AEP requires all testing for lead in drinking waters to be conducted by approved laboratories. The ALS laboratories in Edmonton and Calgary hold ISO 17025 accreditation for the analysis of lead in water and are approved by AEP for this testing program.
Health Canada has provided sampling protocols that are to be used when testing for the following:
- Home Owners and Home Based Child Care Providers
- Large Buildings*, Schools, and Child Care Centers
- 1x 1L Wide-mouth Plastic Bottle
- 2 x 125-mL Wide-mouth Plastic Bottles (from each tap, fountain, or other fixture used for drinking or cooking)

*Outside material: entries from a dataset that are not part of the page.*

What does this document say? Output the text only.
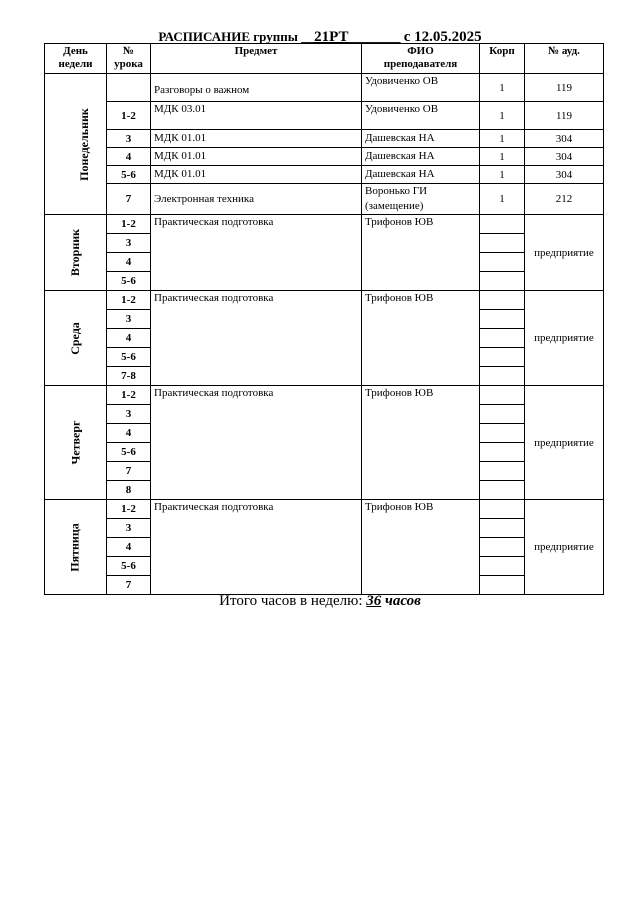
РАСПИСАНИЕ группы __21РТ________ с 12.05.2025
День
недели	№
урока	Предмет	ФИО
преподавателя	Корп	№ ауд.
Понедельник		Разговоры о важном	Удовиченко ОВ	1	119
	1-2	МДК 03.01	Удовиченко ОВ	1	119
	3	МДК 01.01	Дашевская НА	1	304
	4	МДК 01.01	Дашевская НА	1	304
	5-6	МДК 01.01	Дашевская НА	1	304
	7	Электронная техника	Воронько ГИ
(замещение)	1	212
Вторник	1-2	Практическая подготовка	Трифонов ЮВ		предприятие
	3				
	4				
	5-6				
Среда	1-2	Практическая подготовка	Трифонов ЮВ		предприятие
	3				
	4				
	5-6				
	7-8				
Четверг	1-2	Практическая подготовка	Трифонов ЮВ		предприятие
	3				
	4				
	5-6				
	7				
	8				
Пятница	1-2	Практическая подготовка	Трифонов ЮВ		предприятие
	3				
	4				
	5-6				
	7				
Итого часов в неделю: 36 часов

Sampling Instructions for Random Daytime Sampling:
- Sample at the cold water tap used most often for drinking and food preparation, usually the kitchen tap. Other taps, fountains, or fixtures used for drinking or cooking water may also be investigated. Prioritize testing of older fixtures and fixtures commonly used for infants or children.
- If the kitchen faucet has a point of use (POU) filter, collect from another non-filtered fixture also used for drinking water, or remove the POU filter.
- Collect samples without intentional prior flushing; no stagnation period is prescribed (random stagnation or flushed conditions reflect typical usage).
- Do not remove or clean the aerator before sampling.
- Collect samples using an uninterrupted moderate flow rate (4 to 6 L/minute, where possible).
- Fill all sample bottles completely.
- Record Sampling Location (e.g. building, fixture), Date, and Time collected on each sample bottle and sampling form. If two sample bottles are collected, fill one immediately after the other and label as bottles #1 and #2.
- Return to lab as soon as possible for testing.
Sampling for Elevated Values
Health Canada has recommended using the 30-minute Stagnation Method (30MS-2L) when sampling to investigate elevated lead levels
- Sampling Supplies: 2 x 1L wide-mouth plastic bottle per fixture.
- Flush the cold water tap for 2-5 minutes at moderate flow.
- Turn off the water tap and stop all water use for 30 minutes. Ensure no water is used in the residence (including flushing toilets) during that time.
- Collect two 1-litre samples, one immediately after the other, at moderate flow rate (4 to 6 L/minute) from each fixture being investigated. Label the bottles as first and second sampling for the sampling location.
- Instruct the lab whether to test each bottle separately or using a composite sample to obtain an average result (if composite sampling is done, follow-up testing of the individual samples should be done if the average lead result is > 5 ug/L).